Two new potential targets for treating triple negative breast cancer, which is the most triple negative breast cancer have been identified, reveals a new study.
The research was led by Dr. Carlos Arteaga, Director of the Harold C. Simmons Comprehensive Cancer Center.
Increased activity of two genes, MCL1 and MYC, is associated with the development of chemotherapy resistance. The increased action of these two genes boosts mitochondrial oxidative phosphorylation, which promotes the growth of chemotherapy-resistant cancer stem cells, the research showed.
Most breast cancers can be treated with hormone therapy, but about 15 percent of cases are triple negative breast cancer, meaning the cancer cells are not influenced by hormones like estrogen or progesterone.

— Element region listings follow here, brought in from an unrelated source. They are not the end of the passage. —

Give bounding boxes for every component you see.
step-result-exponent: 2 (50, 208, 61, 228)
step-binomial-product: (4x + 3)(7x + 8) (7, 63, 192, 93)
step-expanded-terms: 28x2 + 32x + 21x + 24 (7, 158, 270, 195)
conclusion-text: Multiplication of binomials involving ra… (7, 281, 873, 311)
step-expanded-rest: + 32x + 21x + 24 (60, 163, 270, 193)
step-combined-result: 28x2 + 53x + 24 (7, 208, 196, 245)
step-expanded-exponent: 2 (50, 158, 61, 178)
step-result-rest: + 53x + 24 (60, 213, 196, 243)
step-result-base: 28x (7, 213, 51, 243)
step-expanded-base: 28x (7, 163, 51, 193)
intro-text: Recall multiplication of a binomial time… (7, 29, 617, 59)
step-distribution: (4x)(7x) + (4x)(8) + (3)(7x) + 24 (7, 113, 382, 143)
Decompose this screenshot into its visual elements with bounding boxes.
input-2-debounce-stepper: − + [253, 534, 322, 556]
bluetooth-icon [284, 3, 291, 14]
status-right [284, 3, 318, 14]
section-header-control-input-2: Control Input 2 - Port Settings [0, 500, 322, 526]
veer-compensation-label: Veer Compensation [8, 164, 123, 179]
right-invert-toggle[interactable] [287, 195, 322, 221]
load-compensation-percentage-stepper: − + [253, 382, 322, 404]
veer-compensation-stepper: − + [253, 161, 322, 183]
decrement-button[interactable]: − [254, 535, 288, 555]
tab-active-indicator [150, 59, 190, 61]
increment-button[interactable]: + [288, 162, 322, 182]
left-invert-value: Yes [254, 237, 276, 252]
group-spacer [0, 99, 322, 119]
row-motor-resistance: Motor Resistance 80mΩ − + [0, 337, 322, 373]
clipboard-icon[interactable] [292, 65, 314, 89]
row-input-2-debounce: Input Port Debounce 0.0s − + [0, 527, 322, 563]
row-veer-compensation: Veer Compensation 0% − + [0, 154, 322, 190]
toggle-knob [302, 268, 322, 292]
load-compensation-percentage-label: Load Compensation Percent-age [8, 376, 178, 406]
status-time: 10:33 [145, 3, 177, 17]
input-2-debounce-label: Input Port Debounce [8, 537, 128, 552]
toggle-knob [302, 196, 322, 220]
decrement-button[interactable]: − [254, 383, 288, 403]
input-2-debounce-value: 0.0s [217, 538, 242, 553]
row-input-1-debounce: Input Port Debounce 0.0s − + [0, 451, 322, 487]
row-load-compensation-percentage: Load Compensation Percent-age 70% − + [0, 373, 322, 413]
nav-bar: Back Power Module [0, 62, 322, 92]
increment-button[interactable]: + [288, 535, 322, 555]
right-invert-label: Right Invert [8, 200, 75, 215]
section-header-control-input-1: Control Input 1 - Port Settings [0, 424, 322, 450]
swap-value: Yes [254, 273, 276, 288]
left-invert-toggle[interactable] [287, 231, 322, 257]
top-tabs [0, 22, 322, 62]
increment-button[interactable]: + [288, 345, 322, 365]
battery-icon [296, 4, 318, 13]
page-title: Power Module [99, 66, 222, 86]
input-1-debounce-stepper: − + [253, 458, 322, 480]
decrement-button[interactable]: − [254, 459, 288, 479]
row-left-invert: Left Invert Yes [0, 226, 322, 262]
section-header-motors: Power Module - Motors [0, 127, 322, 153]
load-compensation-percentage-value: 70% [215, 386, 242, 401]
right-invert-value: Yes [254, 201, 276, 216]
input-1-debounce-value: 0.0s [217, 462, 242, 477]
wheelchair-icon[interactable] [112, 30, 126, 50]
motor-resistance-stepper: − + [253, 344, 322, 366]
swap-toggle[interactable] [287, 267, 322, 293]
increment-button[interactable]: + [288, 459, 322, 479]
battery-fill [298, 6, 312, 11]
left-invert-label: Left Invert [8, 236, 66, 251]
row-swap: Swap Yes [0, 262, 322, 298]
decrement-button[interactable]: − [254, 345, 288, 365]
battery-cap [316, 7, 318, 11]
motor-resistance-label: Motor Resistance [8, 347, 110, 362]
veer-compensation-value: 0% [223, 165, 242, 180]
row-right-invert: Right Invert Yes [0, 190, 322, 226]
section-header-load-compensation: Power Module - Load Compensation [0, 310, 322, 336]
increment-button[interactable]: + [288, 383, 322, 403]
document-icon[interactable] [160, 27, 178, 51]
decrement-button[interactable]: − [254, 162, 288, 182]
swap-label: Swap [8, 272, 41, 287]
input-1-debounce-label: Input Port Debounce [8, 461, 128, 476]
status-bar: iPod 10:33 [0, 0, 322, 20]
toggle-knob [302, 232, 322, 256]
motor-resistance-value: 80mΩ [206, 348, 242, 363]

These triple negative breast cancers must, therefore, be treated with chemotherapy, which is toxic to healthy cells as well as cancer cells.
Furthermore, most triple negative breast cancers eventually become resistant to chemotherapy and the cancer then spreads unchecked.
Drugs that inhibit activity of the MCL1 or MYC genes are in development, Dr. Arteaga said. These drugs, given in conjunction with standard chemotherapies, could potentially slow or even prevent the development of chemotherapy resistance, improving the outlook for this aggressive form of breast cancer.